War er zu lange weg?
Das kennt man sonst nicht so von Juve. In den vier Meisterschaftsspielen gelang bisher nicht ein einziges Tor in der zweiten Halbzeit. Die «Gazzetta dello Sport» vermutet, Allegri sei vielleicht zu lange weg gewesen. Mit der Umstellung auf fünf Wechsel pro Spiel sei er noch überfordert. Von allen Trainern der grossen Vereine Italiens nützt er die neuen Möglichkeiten am wenigsten. Null Tore in vier zweiten Halbzeiten – das belegt die These recht plausibel.
Dabei galt Allegri mal als Coach mit Zauberhand: immer eine Karte im Ärmel, ein Tor im Hut. Dennoch trauert niemand Cristiano Ronaldo nach, der Weggang war nach ein paar Tagen abgehakt. Man konnte sich den Portugiesen ohnehin nicht mehr leisten. Gerade wies Juventus ein Rekordminus aus: 210 Millionen Euro verlor man in der vergangenen Saison. CR7 allein stand jeweils im Jahr mit 87 Millionen zu Buche. Natürlich ist das keine faire Rechnung, Ronaldo brachte auch viele Einnahmen. Doch die Buchhalter sehen nun vor allem den getilgten roten Betrag.

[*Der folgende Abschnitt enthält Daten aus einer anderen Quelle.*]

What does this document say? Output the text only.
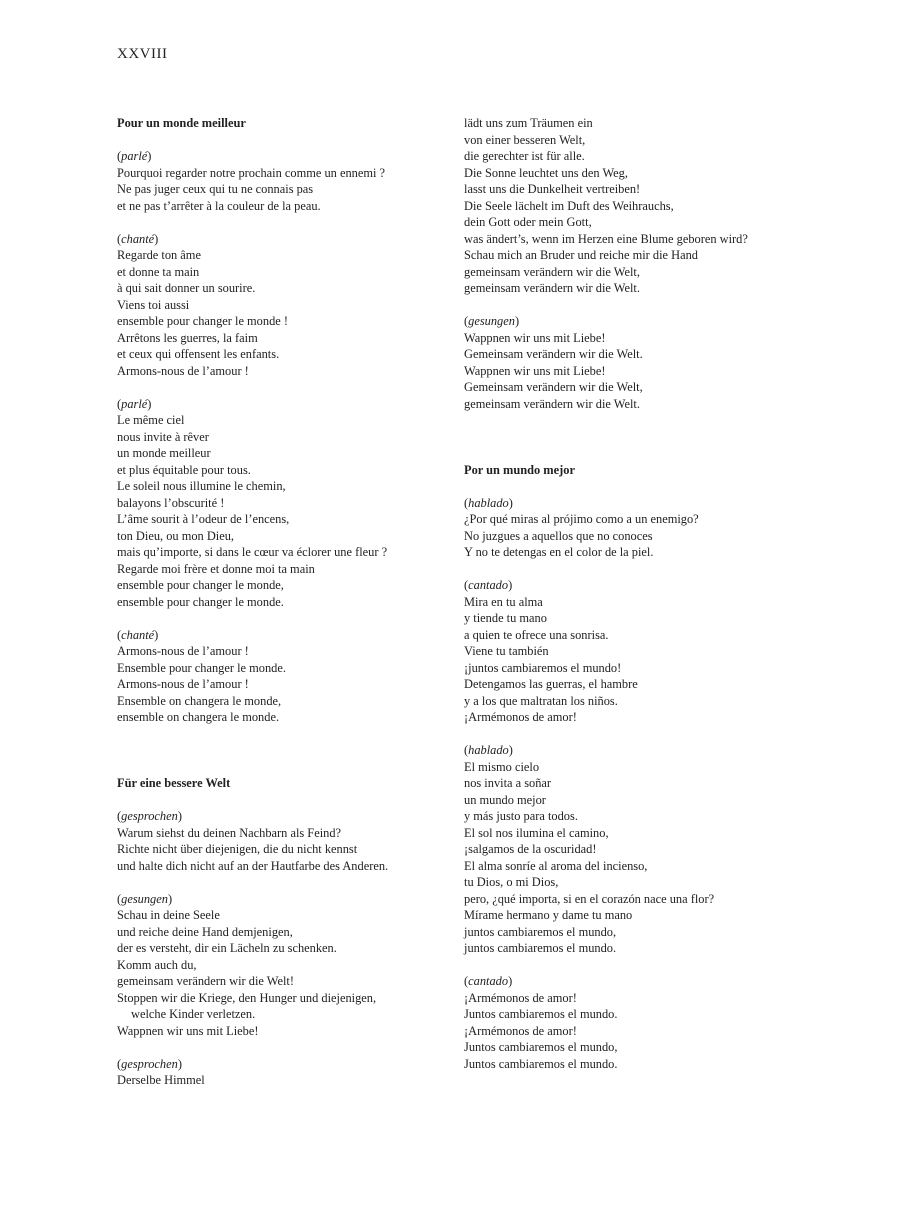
XXVIII
Pour un monde meilleur
(parlé)
Pourquoi regarder notre prochain comme un ennemi ?
Ne pas juger ceux qui tu ne connais pas
et ne pas t’arrêter à la couleur de la peau.
(chanté)
Regarde ton âme
et donne ta main
à qui sait donner un sourire.
Viens toi aussi
ensemble pour changer le monde !
Arrêtons les guerres, la faim
et ceux qui offensent les enfants.
Armons-nous de l’amour !
(parlé)
Le même ciel
nous invite à rêver
un monde meilleur
et plus équitable pour tous.
Le soleil nous illumine le chemin,
balayons l’obscurité !
L’âme sourit à l’odeur de l’encens,
ton Dieu, ou mon Dieu,
mais qu’importe, si dans le cœur va éclorer une fleur ?
Regarde moi frère et donne moi ta main
ensemble pour changer le monde,
ensemble pour changer le monde.
(chanté)
Armons-nous de l’amour !
Ensemble pour changer le monde.
Armons-nous de l’amour !
Ensemble on changera le monde,
ensemble on changera le monde.
Für eine bessere Welt
(gesprochen)
Warum siehst du deinen Nachbarn als Feind?
Richte nicht über diejenigen, die du nicht kennst
und halte dich nicht auf an der Hautfarbe des Anderen.
(gesungen)
Schau in deine Seele
und reiche deine Hand demjenigen,
der es versteht, dir ein Lächeln zu schenken.
Komm auch du,
gemeinsam verändern wir die Welt!
Stoppen wir die Kriege, den Hunger und diejenigen,
welche Kinder verletzen.
Wappnen wir uns mit Liebe!
(gesprochen)
Derselbe Himmel
lädt uns zum Träumen ein
von einer besseren Welt,
die gerechter ist für alle.
Die Sonne leuchtet uns den Weg,
lasst uns die Dunkelheit vertreiben!
Die Seele lächelt im Duft des Weihrauchs,
dein Gott oder mein Gott,
was ändert’s, wenn im Herzen eine Blume geboren wird?
Schau mich an Bruder und reiche mir die Hand
gemeinsam verändern wir die Welt,
gemeinsam verändern wir die Welt.
(gesungen)
Wappnen wir uns mit Liebe!
Gemeinsam verändern wir die Welt.
Wappnen wir uns mit Liebe!
Gemeinsam verändern wir die Welt,
gemeinsam verändern wir die Welt.
Por un mundo mejor
(hablado)
¿Por qué miras al prójimo como a un enemigo?
No juzgues a aquellos que no conoces
Y no te detengas en el color de la piel.
(cantado)
Mira en tu alma
y tiende tu mano
a quien te ofrece una sonrisa.
Viene tu también
¡juntos cambiaremos el mundo!
Detengamos las guerras, el hambre
y a los que maltratan los niños.
¡Armémonos de amor!
(hablado)
El mismo cielo
nos invita a soñar
un mundo mejor
y más justo para todos.
El sol nos ilumina el camino,
¡salgamos de la oscuridad!
El alma sonríe al aroma del incienso,
tu Dios, o mi Dios,
pero, ¿qué importa, si en el corazón nace una flor?
Mírame hermano y dame tu mano
juntos cambiaremos el mundo,
juntos cambiaremos el mundo.
(cantado)
¡Armémonos de amor!
Juntos cambiaremos el mundo.
¡Armémonos de amor!
Juntos cambiaremos el mundo,
Juntos cambiaremos el mundo.
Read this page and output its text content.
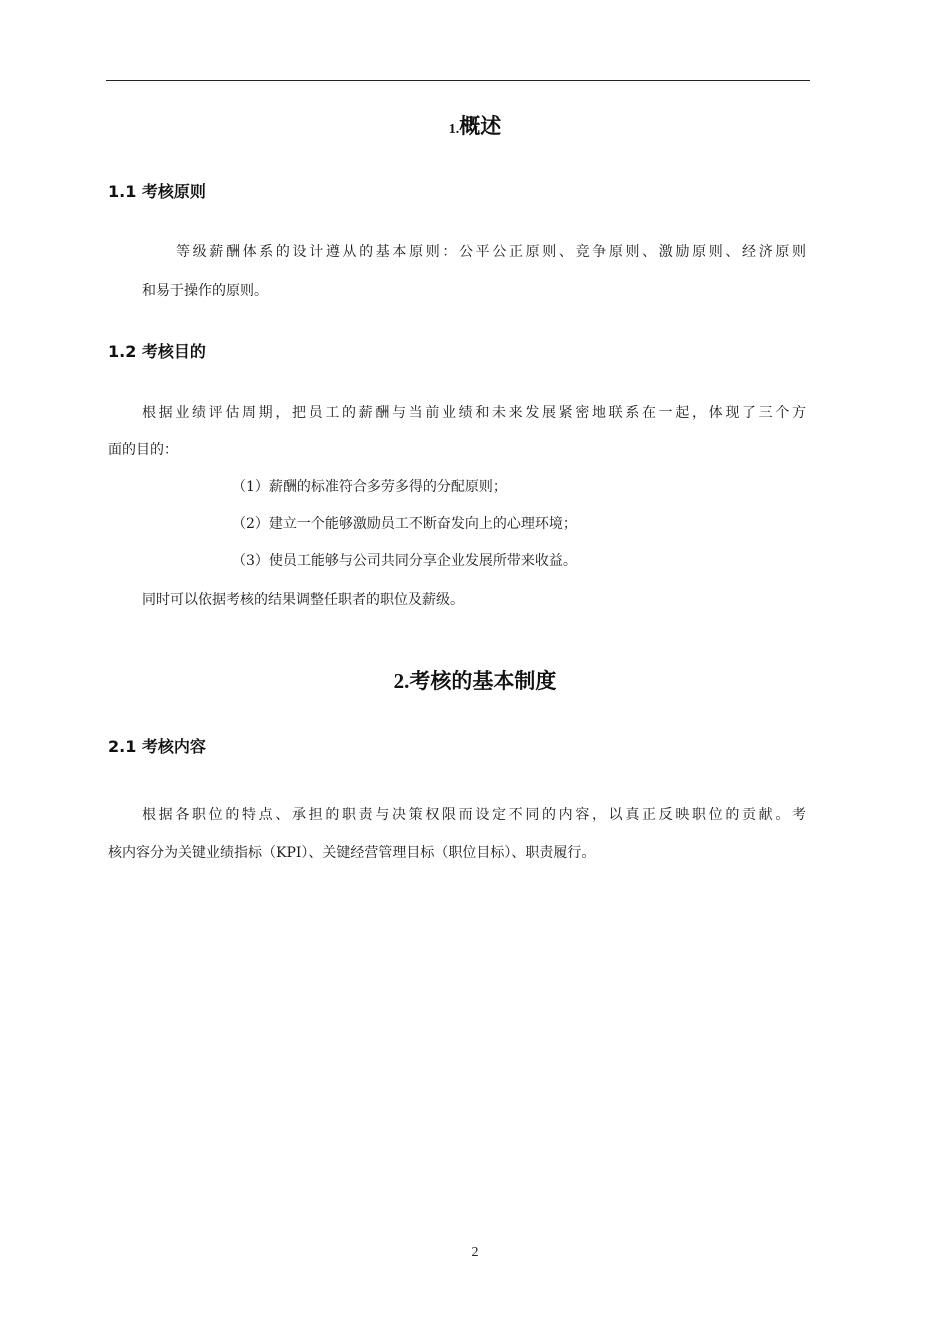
1.概述
1.1 考核原则

等级薪酬体系的设计遵从的基本原则：公平公正原则、竞争原则、激励原则、经济原则

和易于操作的原则。

1.2 考核目的

根据业绩评估周期，把员工的薪酬与当前业绩和未来发展紧密地联系在一起，体现了三个方

面的目的：

（1）薪酬的标准符合多劳多得的分配原则；

（2）建立一个能够激励员工不断奋发向上的心理环境；

（3）使员工能够与公司共同分享企业发展所带来收益。

同时可以依据考核的结果调整任职者的职位及薪级。

2.考核的基本制度
2.1 考核内容

根据各职位的特点、承担的职责与决策权限而设定不同的内容，以真正反映职位的贡献。考

核内容分为关键业绩指标（KPI）、关键经营管理目标（职位目标）、职责履行。

2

«Ich habe ein schiefes Mittelfeld», sagte Allegri neulich – da schwang ein Vorwurf an die Mannschaftsbauer in der Vereinsleitung mit.
Der Sturm scheint auch nicht das primäre Problem zu sein. Der Argentinier Paulo Dybala, den sie in der Heimat und in Italien «la joya» nennen, das Juwel, und der Spanier Alvaro Morata kombinieren schon ganz ansehnlich. Wenn Chiesa dann mal Allegris Züchtigung überstanden haben wird, könnte da eine Zirkustruppe wachsen mit schönen Nummern und vielen Toren. Juve leidet seit einigen Jahren vor allem am dünnen Mittelfeld: Es ist weder wirklich Damm gegen hinten noch Ideenfabrik nach vorne. Adrien Rabiot, Rodrigo Bentancur, Aaron Ramsey – das ist kein Casting für grosse Vorhaben. «Ich habe ein schiefes Mittelfeld», sagte Allegri neulich, da schwang ein Vorwurf an die Mannschaftsbauer in der Vereinsleitung mit. Meister wurde er früher mit Leuten wie Andrea Pirlo, Paul Pogba und Arturo Vidal.
Als Juve im Sommer Allegri holte, als Nachfolger des unglücklichen Trainernovizen Pirlo, war man so verzweifelt über den vierten Platz aus der Vorsaison, dass man dem Rückkehrer einen tollen Vertrag anbot. Dauer: vier Jahre. Jahreslohn: sieben Millionen Euro, netto. Und viel Mitspracherecht, ein bisschen wie ein Trainermanager in England. Damit er den Laden schnell herumreisst, sofort, über Nacht. Nun ja.